Tim Visser houdt van wandelen. Hij wandelt veel en langer dan de gemiddelde wandelaar. Hij loopt in binnen- en buitenland, maar het liefst in zijn eigen provincie Groningen. Al wandelend valt hem op dat je ten zuiden van de stad Groningen heerlijke onverharde wandelpaden door natuur en cultuurland hebt, maar dat je in het noorden van de provincie vooral op asfalt loopt. Dat kan toch anders, vindt Visser.
Met een groepje gelijkgestemden bedenkt hij een plan voor nieuwe onverharde paden in Groningen, en voor de herontdekking van historische, vergeten wandelpaden in Groningen. Hij dient het in bij Toukomst, de publieksprijsvraag met goedgevulde prijzenpot van het Nationaal Programma Groningen (NPG). Tot Vissers vreugde wordt zijn wandelplan gehonoreerd en gevoegd bij het selecte gezelschap van uit te voeren Toukomst-projecten.
Gauw aan de slag, zou je zeggen: uitstippelen en herontdekken, die paden. Inventariseren hoe, wat en waar, knelpunten oplossen, een website erbij, een app natuurlijk, en wandelen maar. Maar zo eenvoudig gaat dat natuurlijk niet. Je hebt te maken met wet- en regelgeving, bestemmingsplannen, grondeigenaren, overheden, andere verkeersstromen en – niet te vergeten – andere organisaties met andere wandel- of recreatieve plannen. Het Toukomst-panel heeft bedacht dat alle Toukomst- plannen die met het landschap te maken hebben onder een ‘Landschapswerkplaats’ moeten vallen. Voor die werkplaats is een budget beschikbaar: 30 miljoen euro.
‘Onze plannen zijn heel concreet’, zegt Visser. ‘Bijvoorbeeld: wij willen het ommetje rond Wehe-den-Hoorn aanpakken. Het risico is dat er in de Landschapswerkplaats allerlei dingen bijkomen: die wil er een bos bij, een ander weer wat anders.

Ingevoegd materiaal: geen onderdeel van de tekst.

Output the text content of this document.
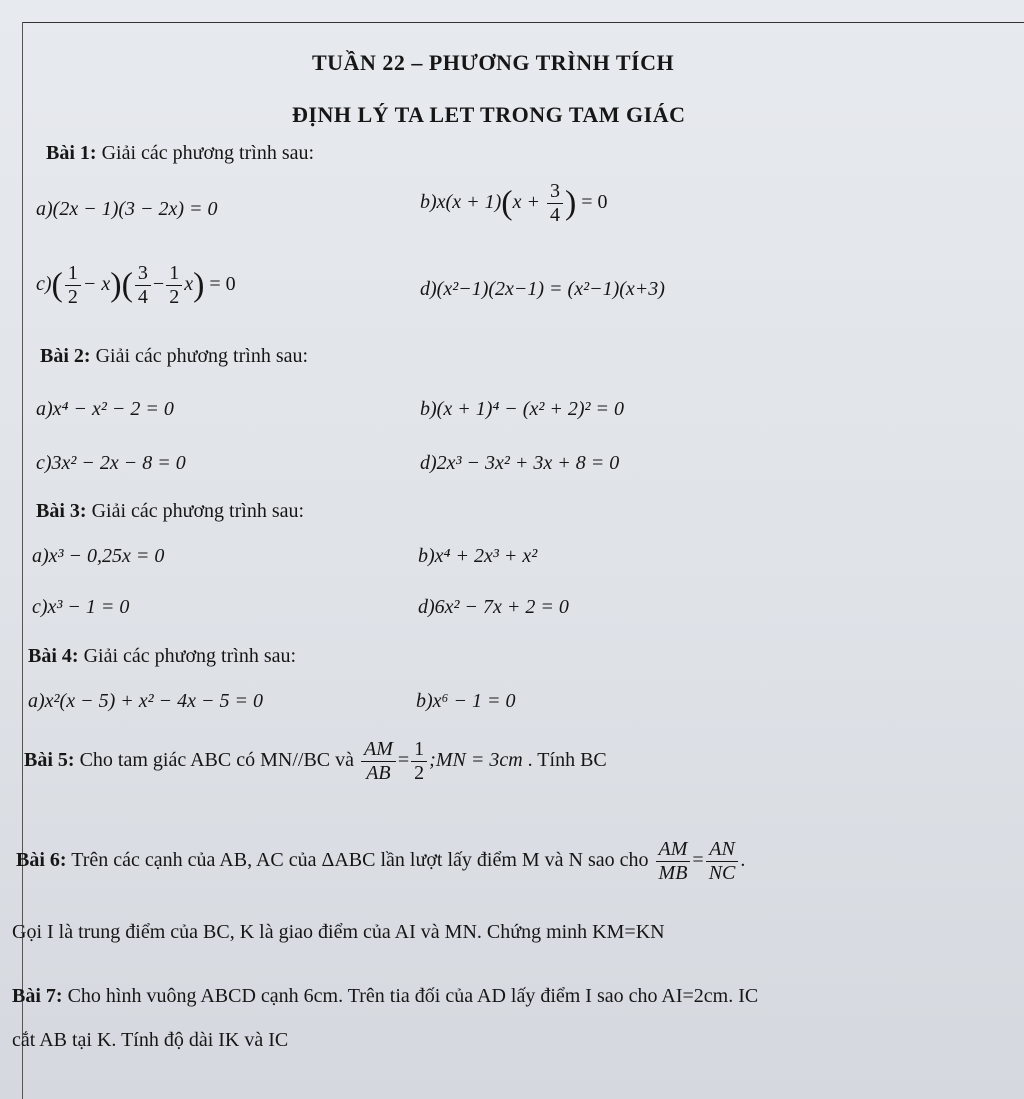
TUẦN 22 – PHƯƠNG TRÌNH TÍCH
ĐỊNH LÝ TA LET TRONG TAM GIÁC
Bài 1: Giải các phương trình sau:
a)(2x − 1)(3 − 2x) = 0	$b)x(x + 1)(x + \frac{3}{4}$ ) = 0
$c)( \frac{1}{2} - x)( \frac{3}{4} - \frac{1}{2} x) = 0$	d)(x²−1)(2x−1) = (x²−1)(x+3)
Bài 2: Giải các phương trình sau:
a)x⁴ − x² − 2 = 0	b)(x + 1)⁴ − (x² + 2)² = 0
c)3x² − 2x − 8 = 0	d)2x³ − 3x² + 3x + 8 = 0
Bài 3: Giải các phương trình sau:
a)x³ − 0,25x = 0	b)x⁴ + 2x³ + x²
c)x³ − 1 = 0	d)6x² − 7x + 2 = 0
Bài 4: Giải các phương trình sau:
a)x²(x − 5) + x² − 4x − 5 = 0	b)x⁶ − 1 = 0
Bài 5: Cho tam giác ABC có MN//BC và $\frac{AM}{AB} = \frac{1}{2}$ ;MN = 3cm . Tính BC
Bài 6: Trên các cạnh của AB, AC của ΔABC lần lượt lấy điểm M và N sao cho $\frac{AM}{MB} = \frac{AN}{NC}$ .
Gọi I là trung điểm của BC, K là giao điểm của AI và MN. Chứng minh KM=KN
Bài 7: Cho hình vuông ABCD cạnh 6cm. Trên tia đối của AD lấy điểm I sao cho AI=2cm. IC
cắt AB tại K. Tính độ dài IK và IC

Terwijl wij gewoon een ommetje willen.’ Het zou mooi zijn als de Landschapswerkplaats in oprichting hierbij kan helpen. Als er een Landschapswerkplaats- medewerker is die door de weerbarstige werkelijkheid tussen plan en uitvoering kan gidsen. Die plan en middelen aan elkaar kan koppelen, iemand die overzicht heeft: bij die organisatie moet je zijn, met die persoon moet je praten. Iemand die het regelt.

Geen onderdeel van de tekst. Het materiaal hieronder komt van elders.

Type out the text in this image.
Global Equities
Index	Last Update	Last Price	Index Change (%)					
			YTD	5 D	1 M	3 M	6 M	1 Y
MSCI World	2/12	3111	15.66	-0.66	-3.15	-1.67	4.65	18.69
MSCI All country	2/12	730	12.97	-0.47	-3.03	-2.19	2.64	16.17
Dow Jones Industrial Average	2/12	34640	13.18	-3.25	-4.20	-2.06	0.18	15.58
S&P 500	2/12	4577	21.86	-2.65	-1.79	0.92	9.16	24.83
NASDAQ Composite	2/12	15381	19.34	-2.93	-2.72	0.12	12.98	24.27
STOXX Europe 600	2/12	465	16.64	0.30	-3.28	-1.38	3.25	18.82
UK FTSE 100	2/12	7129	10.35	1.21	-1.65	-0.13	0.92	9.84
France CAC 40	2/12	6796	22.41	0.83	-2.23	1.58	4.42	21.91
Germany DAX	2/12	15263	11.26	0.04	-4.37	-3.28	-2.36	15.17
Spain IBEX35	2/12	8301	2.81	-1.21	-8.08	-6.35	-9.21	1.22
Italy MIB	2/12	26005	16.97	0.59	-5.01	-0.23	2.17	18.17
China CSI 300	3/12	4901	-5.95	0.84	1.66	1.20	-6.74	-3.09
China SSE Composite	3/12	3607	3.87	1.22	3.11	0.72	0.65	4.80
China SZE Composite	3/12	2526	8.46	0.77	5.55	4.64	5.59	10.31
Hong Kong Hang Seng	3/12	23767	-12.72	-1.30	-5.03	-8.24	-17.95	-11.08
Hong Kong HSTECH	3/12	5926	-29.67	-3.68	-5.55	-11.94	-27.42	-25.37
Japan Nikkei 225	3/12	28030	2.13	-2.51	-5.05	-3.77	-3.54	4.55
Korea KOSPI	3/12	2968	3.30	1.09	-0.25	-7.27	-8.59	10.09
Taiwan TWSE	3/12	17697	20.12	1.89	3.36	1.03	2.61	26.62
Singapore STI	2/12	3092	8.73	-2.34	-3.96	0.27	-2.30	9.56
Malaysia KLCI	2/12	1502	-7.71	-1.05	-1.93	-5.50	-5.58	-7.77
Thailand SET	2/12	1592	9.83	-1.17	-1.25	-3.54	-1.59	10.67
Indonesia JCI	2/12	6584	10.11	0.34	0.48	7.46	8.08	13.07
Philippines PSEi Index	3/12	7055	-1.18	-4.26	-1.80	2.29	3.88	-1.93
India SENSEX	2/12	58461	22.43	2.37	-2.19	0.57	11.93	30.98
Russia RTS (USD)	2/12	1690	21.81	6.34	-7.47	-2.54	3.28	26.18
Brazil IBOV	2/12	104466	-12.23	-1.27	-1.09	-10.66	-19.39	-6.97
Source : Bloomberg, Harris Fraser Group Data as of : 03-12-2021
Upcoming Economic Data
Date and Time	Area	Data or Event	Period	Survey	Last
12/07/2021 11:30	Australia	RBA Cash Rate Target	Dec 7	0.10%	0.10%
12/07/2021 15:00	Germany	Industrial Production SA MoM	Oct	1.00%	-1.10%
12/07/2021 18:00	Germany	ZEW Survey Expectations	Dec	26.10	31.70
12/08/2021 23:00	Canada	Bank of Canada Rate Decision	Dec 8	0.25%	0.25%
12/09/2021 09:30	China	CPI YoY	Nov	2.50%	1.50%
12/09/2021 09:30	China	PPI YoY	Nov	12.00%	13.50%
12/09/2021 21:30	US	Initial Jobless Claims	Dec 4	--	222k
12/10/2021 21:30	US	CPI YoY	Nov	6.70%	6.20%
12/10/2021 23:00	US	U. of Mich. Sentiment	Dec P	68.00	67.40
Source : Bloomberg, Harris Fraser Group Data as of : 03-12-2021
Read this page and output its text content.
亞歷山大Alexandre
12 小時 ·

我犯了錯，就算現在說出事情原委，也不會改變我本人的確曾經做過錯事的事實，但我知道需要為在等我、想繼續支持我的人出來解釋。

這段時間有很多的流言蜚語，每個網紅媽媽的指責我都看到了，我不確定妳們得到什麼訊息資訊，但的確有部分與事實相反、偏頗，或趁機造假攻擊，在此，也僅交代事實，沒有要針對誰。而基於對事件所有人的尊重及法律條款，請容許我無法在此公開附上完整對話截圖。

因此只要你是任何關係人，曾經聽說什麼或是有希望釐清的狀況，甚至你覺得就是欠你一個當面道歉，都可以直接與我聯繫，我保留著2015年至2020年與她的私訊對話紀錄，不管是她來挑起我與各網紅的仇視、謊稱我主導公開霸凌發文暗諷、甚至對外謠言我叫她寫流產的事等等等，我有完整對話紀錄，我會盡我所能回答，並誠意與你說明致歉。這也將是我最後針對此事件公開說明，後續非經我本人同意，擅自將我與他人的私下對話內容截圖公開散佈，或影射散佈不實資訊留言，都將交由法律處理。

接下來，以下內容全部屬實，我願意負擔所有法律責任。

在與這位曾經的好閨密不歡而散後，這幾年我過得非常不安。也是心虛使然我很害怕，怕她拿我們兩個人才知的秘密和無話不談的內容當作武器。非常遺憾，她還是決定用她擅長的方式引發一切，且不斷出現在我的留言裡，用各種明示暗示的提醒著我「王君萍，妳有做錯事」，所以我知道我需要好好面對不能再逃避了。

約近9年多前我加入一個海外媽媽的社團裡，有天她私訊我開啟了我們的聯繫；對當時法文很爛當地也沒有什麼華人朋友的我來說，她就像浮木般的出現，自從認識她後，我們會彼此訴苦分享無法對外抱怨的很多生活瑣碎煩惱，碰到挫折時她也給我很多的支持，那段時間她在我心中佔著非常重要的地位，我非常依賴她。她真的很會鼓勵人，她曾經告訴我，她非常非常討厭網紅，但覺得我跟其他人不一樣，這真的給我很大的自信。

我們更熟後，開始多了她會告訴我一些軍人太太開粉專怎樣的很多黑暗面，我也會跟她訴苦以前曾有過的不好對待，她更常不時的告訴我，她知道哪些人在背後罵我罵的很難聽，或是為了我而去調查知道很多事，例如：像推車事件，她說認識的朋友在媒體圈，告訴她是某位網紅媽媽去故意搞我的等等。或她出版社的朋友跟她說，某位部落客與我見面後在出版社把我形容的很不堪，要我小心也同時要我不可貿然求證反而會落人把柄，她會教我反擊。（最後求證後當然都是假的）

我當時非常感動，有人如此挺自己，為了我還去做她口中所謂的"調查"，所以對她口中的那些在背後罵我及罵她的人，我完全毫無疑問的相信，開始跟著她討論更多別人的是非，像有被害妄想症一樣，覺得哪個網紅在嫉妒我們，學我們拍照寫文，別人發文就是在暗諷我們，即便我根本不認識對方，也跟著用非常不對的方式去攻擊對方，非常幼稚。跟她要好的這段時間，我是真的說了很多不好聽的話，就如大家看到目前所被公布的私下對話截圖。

‘We zijn al lang aan het praten over hoe het moet’, zegt Visser. ‘We hebben ons idee ingediend in maart 2020, net voor corona. Nu hebben we het er alweer een tijdje over hoe zo’n Landschapswerkplaats eruit zou moeten zien.’
Van Aa naar Zee
Harm Evert Waalkens heeft ook zo’n mooi Toukomst-plan. De boer/het oud-Tweede Kamerlid uit Finsterwolde wil, met drie andere burgers uit de provincie, het stroomgebied van de Westerwoldse- en Ruiten Aa opknappen, van de Dollard tot Bad Nieuweschans. Van Aa naar Zee heet hun project. De overgang van zout (Dollard) naar zoet (Aa) water moet veel natuurlijker, vissen en andere fauna moeten vrij kunnen migreren, Aa en oevers moeten weer de brakke parel worden die ze ooit waren.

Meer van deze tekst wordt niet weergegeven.